Jumlah kewajiban kita terhadap utang tahun 2018 makin mengerikan saja. Di APBN 2018 ada duit sebanyak Rp399,2 triliun untuk membayar pokok dan cicilan utang. Jumlah itu di luar Rp247,6 triliun yang hanya untuk membayar bunga utang. Total jenderal, untuk urusan utang ini Indonesia harus merogoh kocek dalam-dalam hingga Rp646,8 triliun!
Saya tidak yakin, Sri yang, konon, doktor ekonomi top tidak paham soal ini. Bagaimana mungkin seorang yang berkali-kali memperoleh penghargaan bergengsi kelas dunia tidak tahu, bahwa menisbahkan utang dengan PDB adalah permainan negara-negara kreditor untuk menjerat negara debitor dengan utang?
Mohon maaf, hanya ada dua alasan dari sikap ndableg-nya dalam soal ini. Pertama, dia memang tidak paham (lho, katanya ekonom top?). Kedua, dia menjadi bagian dari para pembuka palang pintu benteng bangsa bagi masuknya kekuasaan asing!
Dengan kondisi seperti ini, tidakkah ramalan Indonesia bakal bubar pada 2030 bisa menjadi kenyataan. Bubar atau tidak, yang pasti saat ini kedaulatan negara memang terasa jadi barang mewah. Tengok saja, bagaimana kontrak-kontrak utang yang dibuat untuk pembangunan infrastruktur kita. Sistem turn key project mengharuskan kita mengimpor bahan baku, bahan penolong, teknologi, perlengkapan, peralatan sampai tenaga kerja dari asing si pemberi utang.
Begitu lunglainya Indonesia, hingga tidak berdaya menerima banjir tenaga kerja asing dengan semua kategori, termasuk kelas kuli. Ironisnya, kuli-kuli asing itu dibayar sangat tinggi. Untuk seorang tukang asing dibayar Rp15 juta/bulan. Sedangkan tenaga tukang yang sama dari dalam negeri harus puas dengan bayaran sesuai upah minimum regional yang sekitar Rp3 jutaan.
Soekarno puluhan tahun silam mengatakan, Perjuanganku lebih mudah karena mengusir penjajah. Tapi perjuanganmu akan lebih sulit karena melawan bangsamu sendiri.

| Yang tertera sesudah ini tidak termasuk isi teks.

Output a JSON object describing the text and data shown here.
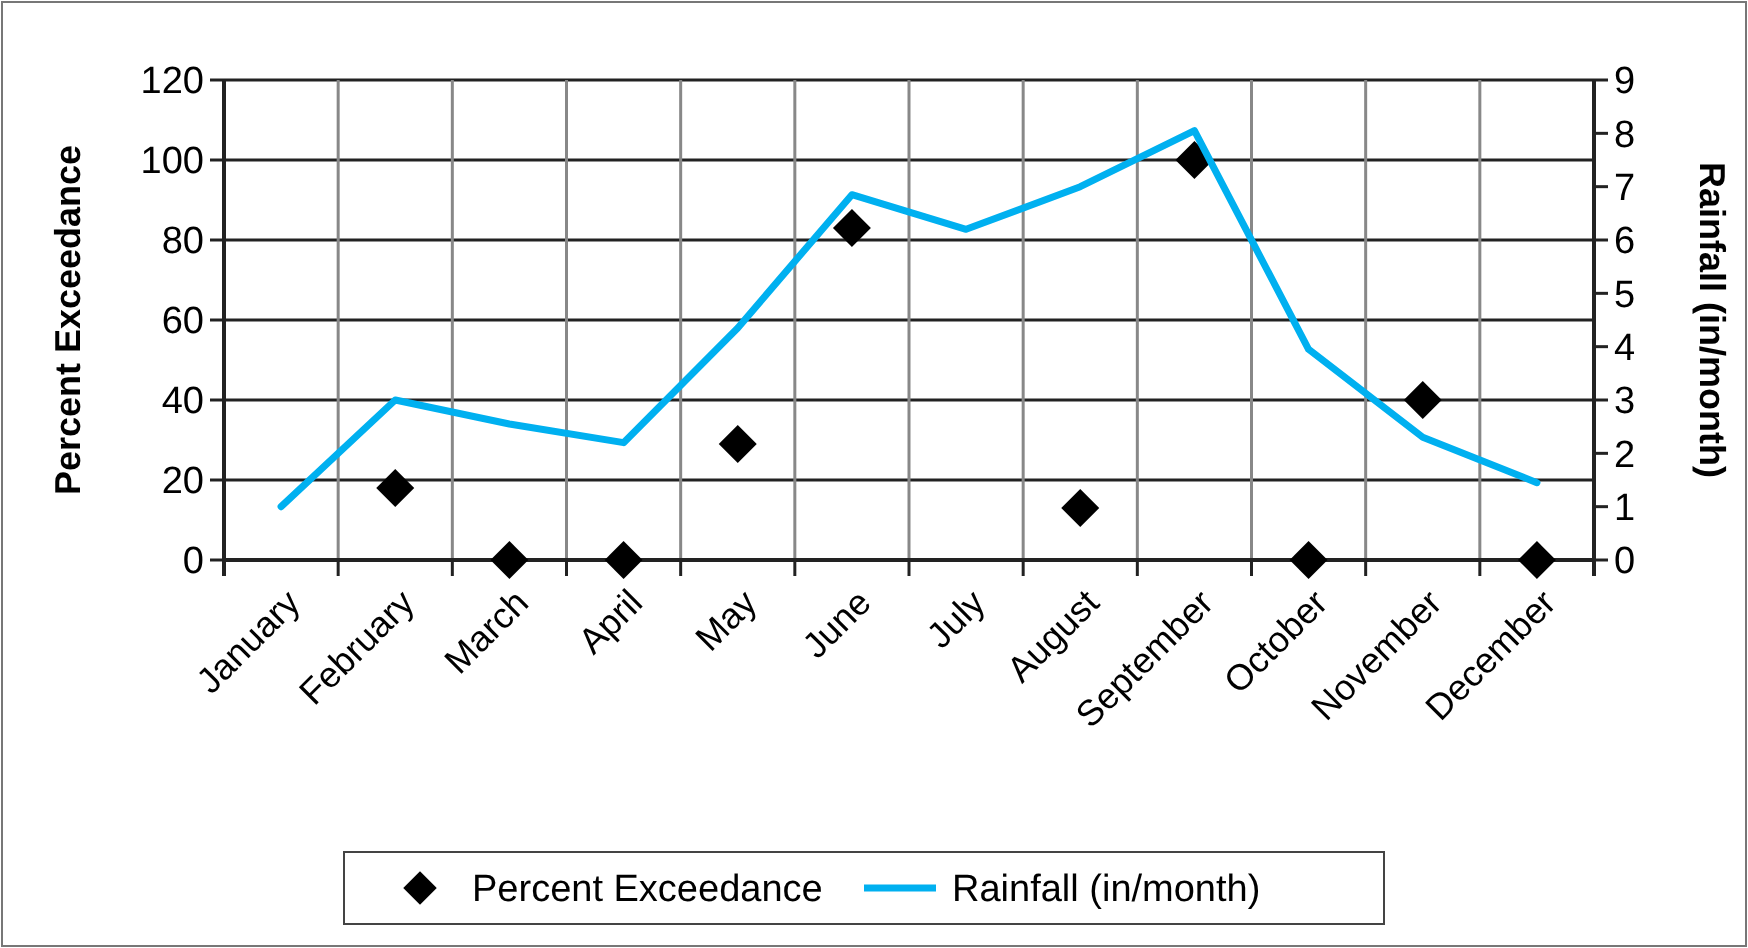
{
  "chart_data": {
    "type": "line",
    "categories": [
      "January",
      "February",
      "March",
      "April",
      "May",
      "June",
      "July",
      "August",
      "September",
      "October",
      "November",
      "December"
    ],
    "ylabel": "Percent Exceedance",
    "y2label": "Rainfall (in/month)",
    "ylim": [
      0,
      120
    ],
    "yticks": [
      0,
      20,
      40,
      60,
      80,
      100,
      120
    ],
    "y2lim": [
      0,
      9
    ],
    "y2ticks": [
      0,
      1,
      2,
      3,
      4,
      5,
      6,
      7,
      8,
      9
    ],
    "grid": true,
    "legend": "bottom",
    "series": [
      {
        "name": "Percent Exceedance",
        "type": "scatter",
        "marker": "diamond",
        "color": "#000000",
        "values": [
          null,
          18,
          0,
          0,
          29,
          83,
          null,
          13,
          100,
          0,
          40,
          0
        ]
      },
      {
        "name": "Rainfall (in/month)",
        "axis": "y2",
        "color": "#00b0f0",
        "line_style": "solid",
        "values": [
          1.0,
          3.0,
          2.55,
          2.2,
          4.35,
          6.85,
          6.2,
          7.0,
          8.05,
          3.95,
          2.3,
          1.45
        ]
      }
    ]
  }
}
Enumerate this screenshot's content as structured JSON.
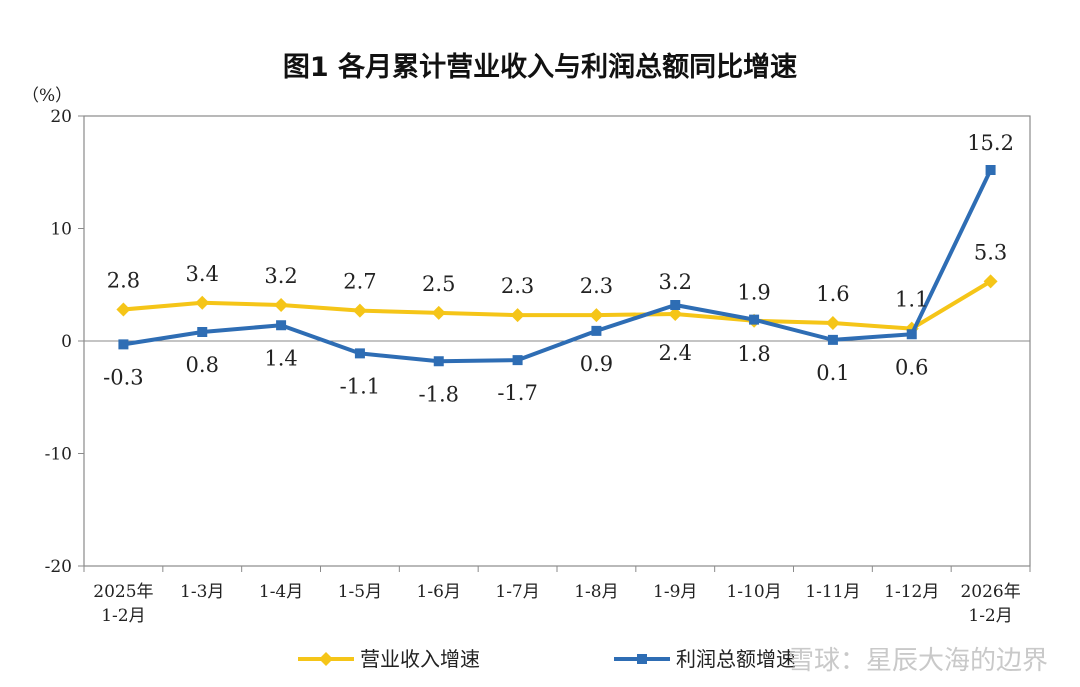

Para penjajah memang tidak mungkin masuk kecuali atas bantuan para pengkhianat.
Koordinator Gerakan Indonesia Bersih (GIB) Adhie M Massardi dalam cuitannya di @AdhieMassardi menulis, Kenapa Belanda bisa kuasa lama di negeri ini? Karena piara anjing-anjing lokal yang diberi makan tulang saudaranya sendiri.
Jika ini terjadi, bubarlah Indonesia tercinta! Na’udzu billahi mindzalik! [rakyatmerdekaonline]
Penulis: Edy Mulyadi, Direktur Program Centre for Ecbomic and democracy Studies (CEDeS)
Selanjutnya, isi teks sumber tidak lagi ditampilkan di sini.